Each LC also has carry logic for building high-speed adder, subtracters, comparators, binary counters, etc.  SB_CARRY is the majority function, i.e., the carry-out function of a full adder.  SB_LUT4 calculates the sum output of a full adder and similar functions, setting the configurable mux for LUT input I3 to be the carry in (CI) from the LC below this one.  CI may also be 0 or 1 if this is the lowest LC in a PLB.  The carry out (CO) from SB_CARRY goes to the LC above this one.


Arachne-pnr tries to combine SB_LUT4, SB_CARRY, and SB_DFFxx whenever possible.  In some cases, the logic cannot be combined and arachne-pnr uses SB_LUT4 as a "pass-through" for carry in/out or a DFF input.  Combining SB_LUT4 and SB_CARRY requires the SB_CARRY I0, I1, and CI input signals to be the same as the SB_LUT4 I1, I2, and I3 inputs.
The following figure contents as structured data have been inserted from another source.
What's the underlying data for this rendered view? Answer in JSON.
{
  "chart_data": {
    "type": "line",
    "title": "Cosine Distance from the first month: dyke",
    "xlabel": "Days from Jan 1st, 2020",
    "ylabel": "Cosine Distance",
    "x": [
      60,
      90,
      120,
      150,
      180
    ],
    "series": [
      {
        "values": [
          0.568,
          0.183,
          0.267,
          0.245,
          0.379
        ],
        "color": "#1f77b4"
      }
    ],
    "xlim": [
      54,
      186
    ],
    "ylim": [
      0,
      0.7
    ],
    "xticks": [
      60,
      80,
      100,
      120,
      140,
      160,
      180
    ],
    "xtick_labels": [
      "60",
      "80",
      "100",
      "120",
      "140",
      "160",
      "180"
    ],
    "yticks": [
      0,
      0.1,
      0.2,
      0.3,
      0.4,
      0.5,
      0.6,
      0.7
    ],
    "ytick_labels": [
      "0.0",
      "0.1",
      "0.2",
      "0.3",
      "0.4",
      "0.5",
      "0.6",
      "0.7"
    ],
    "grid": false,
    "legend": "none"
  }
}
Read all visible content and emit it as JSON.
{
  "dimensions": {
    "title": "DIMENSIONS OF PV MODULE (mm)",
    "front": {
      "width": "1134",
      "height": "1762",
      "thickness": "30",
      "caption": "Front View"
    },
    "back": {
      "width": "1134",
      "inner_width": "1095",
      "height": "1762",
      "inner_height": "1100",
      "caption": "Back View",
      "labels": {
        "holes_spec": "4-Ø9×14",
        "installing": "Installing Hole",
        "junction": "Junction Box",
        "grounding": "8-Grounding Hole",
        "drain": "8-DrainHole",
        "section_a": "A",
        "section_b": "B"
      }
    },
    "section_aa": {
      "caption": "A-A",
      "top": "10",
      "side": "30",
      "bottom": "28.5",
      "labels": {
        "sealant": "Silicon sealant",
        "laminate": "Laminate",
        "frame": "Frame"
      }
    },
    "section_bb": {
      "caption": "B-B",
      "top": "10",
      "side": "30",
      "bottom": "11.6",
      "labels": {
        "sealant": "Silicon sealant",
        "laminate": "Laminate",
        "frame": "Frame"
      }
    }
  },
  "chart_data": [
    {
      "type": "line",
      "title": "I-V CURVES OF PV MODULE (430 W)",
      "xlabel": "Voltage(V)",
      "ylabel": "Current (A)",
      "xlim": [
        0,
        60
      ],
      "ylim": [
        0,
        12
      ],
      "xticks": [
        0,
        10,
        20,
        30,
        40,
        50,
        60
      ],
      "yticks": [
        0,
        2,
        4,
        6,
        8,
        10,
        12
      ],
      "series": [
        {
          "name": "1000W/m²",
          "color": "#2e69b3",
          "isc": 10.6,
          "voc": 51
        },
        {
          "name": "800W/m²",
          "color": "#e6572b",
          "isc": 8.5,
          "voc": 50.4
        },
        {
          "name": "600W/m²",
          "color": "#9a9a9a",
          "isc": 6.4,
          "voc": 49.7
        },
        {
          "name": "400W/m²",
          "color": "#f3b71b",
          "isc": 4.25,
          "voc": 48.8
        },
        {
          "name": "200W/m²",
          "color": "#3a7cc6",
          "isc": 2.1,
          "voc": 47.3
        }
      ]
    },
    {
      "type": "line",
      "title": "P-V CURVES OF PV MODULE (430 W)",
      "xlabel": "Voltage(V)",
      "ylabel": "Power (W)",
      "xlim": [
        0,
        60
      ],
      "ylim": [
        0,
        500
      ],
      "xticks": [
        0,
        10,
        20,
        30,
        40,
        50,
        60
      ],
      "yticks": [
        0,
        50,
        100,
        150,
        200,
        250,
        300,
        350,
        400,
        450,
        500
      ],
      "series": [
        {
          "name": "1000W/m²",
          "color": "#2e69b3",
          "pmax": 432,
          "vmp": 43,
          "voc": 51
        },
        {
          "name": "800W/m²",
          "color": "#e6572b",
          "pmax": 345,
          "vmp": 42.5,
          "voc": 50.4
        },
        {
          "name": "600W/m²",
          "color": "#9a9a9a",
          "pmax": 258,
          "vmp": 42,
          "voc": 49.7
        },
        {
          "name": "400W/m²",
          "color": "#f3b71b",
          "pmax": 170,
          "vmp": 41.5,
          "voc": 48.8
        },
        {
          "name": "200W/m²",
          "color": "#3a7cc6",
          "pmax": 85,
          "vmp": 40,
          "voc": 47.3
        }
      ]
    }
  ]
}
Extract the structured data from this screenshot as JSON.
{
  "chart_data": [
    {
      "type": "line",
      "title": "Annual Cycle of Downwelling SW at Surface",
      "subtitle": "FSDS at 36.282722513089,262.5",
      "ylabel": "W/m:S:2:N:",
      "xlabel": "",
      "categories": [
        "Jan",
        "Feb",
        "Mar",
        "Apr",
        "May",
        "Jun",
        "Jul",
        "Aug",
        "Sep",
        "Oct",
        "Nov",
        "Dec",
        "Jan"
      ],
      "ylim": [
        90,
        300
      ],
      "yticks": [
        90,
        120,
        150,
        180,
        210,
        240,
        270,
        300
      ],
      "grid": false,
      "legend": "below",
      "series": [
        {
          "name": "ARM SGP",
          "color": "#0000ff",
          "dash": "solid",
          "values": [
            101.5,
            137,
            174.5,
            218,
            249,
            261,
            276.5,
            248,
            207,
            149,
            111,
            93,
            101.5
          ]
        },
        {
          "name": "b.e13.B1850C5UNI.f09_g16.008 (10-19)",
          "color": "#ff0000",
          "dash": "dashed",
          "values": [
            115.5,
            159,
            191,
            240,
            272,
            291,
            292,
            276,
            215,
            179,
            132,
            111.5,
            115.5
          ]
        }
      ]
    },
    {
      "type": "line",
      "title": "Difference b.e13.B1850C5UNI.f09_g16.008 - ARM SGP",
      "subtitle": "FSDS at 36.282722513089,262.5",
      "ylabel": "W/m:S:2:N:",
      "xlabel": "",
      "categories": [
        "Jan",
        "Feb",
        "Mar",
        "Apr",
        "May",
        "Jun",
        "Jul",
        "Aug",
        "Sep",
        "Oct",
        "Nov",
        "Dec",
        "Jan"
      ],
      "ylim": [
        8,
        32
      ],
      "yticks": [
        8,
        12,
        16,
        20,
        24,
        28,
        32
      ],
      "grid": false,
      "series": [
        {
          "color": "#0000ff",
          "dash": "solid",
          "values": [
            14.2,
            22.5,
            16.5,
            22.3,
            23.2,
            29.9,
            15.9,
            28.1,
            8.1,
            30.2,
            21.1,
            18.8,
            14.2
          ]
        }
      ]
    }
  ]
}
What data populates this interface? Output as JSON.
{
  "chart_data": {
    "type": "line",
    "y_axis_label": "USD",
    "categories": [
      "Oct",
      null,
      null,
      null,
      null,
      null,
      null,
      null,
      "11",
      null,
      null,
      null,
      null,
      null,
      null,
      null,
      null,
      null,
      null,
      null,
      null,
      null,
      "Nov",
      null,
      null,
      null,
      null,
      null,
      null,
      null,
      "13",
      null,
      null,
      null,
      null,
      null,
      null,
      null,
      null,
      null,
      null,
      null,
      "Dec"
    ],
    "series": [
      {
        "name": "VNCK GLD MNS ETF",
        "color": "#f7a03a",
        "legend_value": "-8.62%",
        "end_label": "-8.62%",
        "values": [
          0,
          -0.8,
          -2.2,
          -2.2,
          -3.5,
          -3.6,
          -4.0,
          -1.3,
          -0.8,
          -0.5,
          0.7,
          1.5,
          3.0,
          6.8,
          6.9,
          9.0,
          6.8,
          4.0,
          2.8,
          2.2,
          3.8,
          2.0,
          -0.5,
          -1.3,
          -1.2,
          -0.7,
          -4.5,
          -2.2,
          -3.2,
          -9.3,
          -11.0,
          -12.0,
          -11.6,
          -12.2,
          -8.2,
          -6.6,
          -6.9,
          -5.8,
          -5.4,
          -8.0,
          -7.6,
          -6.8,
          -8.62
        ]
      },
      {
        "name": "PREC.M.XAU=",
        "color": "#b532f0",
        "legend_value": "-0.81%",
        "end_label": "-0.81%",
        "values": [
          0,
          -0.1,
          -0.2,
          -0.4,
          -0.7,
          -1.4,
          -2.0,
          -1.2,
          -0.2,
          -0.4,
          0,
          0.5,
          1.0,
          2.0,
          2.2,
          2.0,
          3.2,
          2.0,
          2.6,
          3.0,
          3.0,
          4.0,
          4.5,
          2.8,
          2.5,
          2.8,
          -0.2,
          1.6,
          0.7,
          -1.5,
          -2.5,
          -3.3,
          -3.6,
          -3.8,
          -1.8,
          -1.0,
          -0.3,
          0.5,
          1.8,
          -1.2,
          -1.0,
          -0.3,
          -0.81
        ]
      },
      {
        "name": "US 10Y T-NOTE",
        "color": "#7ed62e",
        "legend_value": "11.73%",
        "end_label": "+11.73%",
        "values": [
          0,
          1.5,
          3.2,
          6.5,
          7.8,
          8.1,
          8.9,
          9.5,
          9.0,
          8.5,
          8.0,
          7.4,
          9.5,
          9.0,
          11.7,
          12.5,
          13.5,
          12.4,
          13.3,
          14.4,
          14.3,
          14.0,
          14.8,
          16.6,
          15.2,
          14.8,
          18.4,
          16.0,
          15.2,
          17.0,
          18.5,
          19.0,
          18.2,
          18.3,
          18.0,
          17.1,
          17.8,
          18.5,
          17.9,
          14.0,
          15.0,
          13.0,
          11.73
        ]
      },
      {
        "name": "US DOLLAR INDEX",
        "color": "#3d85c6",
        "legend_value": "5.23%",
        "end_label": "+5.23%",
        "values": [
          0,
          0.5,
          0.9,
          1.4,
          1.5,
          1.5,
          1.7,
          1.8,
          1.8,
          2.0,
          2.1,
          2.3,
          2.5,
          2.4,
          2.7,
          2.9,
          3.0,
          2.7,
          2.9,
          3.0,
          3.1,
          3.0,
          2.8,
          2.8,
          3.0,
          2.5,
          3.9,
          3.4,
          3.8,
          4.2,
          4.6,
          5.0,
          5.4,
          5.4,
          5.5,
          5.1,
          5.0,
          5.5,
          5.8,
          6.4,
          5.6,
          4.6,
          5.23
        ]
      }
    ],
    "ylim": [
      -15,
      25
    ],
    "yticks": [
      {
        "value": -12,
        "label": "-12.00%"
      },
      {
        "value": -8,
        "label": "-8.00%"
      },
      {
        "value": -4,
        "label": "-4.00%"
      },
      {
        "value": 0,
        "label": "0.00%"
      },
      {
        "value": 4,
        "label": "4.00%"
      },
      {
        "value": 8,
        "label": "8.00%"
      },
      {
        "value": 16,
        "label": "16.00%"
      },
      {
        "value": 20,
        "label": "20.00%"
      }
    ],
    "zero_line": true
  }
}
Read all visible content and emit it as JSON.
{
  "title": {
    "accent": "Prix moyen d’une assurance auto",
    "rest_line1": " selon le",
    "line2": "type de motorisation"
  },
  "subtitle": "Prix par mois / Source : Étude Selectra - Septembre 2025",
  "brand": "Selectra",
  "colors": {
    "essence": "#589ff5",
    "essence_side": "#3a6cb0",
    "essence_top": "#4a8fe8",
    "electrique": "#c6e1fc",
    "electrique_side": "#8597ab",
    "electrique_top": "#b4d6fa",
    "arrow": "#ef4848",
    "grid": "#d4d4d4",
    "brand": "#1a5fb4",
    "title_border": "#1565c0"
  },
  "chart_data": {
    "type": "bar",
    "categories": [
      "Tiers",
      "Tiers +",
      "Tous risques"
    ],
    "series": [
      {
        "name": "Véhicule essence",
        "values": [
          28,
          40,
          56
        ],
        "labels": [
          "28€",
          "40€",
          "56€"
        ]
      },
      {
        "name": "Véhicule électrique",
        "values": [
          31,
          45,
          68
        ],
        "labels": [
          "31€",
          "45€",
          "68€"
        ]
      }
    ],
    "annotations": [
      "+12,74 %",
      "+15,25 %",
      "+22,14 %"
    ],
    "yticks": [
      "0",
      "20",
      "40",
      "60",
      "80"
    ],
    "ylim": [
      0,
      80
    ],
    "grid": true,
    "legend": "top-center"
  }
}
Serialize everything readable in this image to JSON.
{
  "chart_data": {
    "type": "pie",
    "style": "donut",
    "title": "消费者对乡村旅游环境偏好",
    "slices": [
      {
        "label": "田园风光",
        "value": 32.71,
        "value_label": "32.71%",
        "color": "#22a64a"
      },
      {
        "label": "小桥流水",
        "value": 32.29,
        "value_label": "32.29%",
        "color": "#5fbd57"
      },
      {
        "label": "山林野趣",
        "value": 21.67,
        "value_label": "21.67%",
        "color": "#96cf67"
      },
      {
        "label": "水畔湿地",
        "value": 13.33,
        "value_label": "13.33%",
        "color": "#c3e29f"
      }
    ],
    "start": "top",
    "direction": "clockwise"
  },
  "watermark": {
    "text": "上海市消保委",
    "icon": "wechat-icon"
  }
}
Here's a BLIF example from a binary counter.  Given the current state p5 of the counter,  it calculates the next state np5:

 

.gate SB_LUT4  I0=clr I1=$0 I2=p5 I3=pc5 O=np5  # np5 = next p5

.param LUT_INIT 0000010101010000

.gate SB_DFF  C=clk D=np5 Q=p5

.gate SB_CARRY CI=pc5 I0=$0 I1=p5 CO=pc6        # pc6 = carry to p6


SB_LUT4 calculates np5 given p5 and carry-in pc5 from the next lower bit of the counter.  np5 is clocked into SB_DFF to update p5 at the next rising edge of clk.  SB_CARRY calculates carry-out pc6 for the next higher bit of the counter.  Note that SB_CARRY's I0, I1, and CI inputs match SB_LUT4's I1, I2, and I3.  SB_LUT4 I0 is set to signal clr which synchronously resets the counter, and I1 is not used so I set it to the constant 0.  (Yosys uses $true and $false for 1 and 0, but BLIF lets you define them to be something else.)


SB_LUT4 has a LUT_INIT parameter that specifies the binary truth table for the LUT.  Each bit i (numbered from LSb = 0) is the LUT value if I[3:0] = i.  If I0 = clr = 1, the LUT output np5 is 0.  If I0 = 0, the LUT output is I2⊕I3 = p5⊕pc5.


Arachne-pnr combines SB_LUT4, SB_DFFxx, and SB_CARRY into an ICESTORM_LC, which includes parameters for DFF and carry chain options.  You can see how it did this using the "-B" option.  I think arachne-pnr understands ICESTORM_LC blocks in its BLIF input if you want to combine LUTs, DFFs, and carry logic yourself before running arachne-pnr.


Finally, let's take a quick look at SB_IO, the I/O block.  The iCE40 I/O block has many options including built-in flip-flops for DDR, tri-state output enable, and pull-up resistor.  See the iCE Technology Library document for details.  If your design has simple inputs and outputs, you can let arachne-pnr generate SB_IO blocks automatically.  However, if you want to use some options like pull-up you may need to include an SB_IO explicitly.


Here's the BLIF for an input pin "en" that has a pull-up:


.gate SB_IO PACKAGE_PIN=en D_IN_0=en.d0

.param PINTYPE  000001000001

.param PULLUP 1


This SB_IO has two of its pins connected: PACKAGE_PIN is the external pin "en" and D_IN_0 is the internal data-in signal, which may be latched or registered.  There's also a D_IN_1 registered on a falling clock edge for DDR.  I've named the internal signal "en.d0" and connect it to internal logic elsewhere in the BLIF file.


The PIN_TYPE parameter specifies whether SB_IO input is registered, latched, or combinational, and whether the SB_IO output is disabled, combinational, registered, inverted, DDR, etc.  The PULLUP parameter enables the I/O pin's pull-up resistor.


OK, that's all for now.  I'll add more as needed.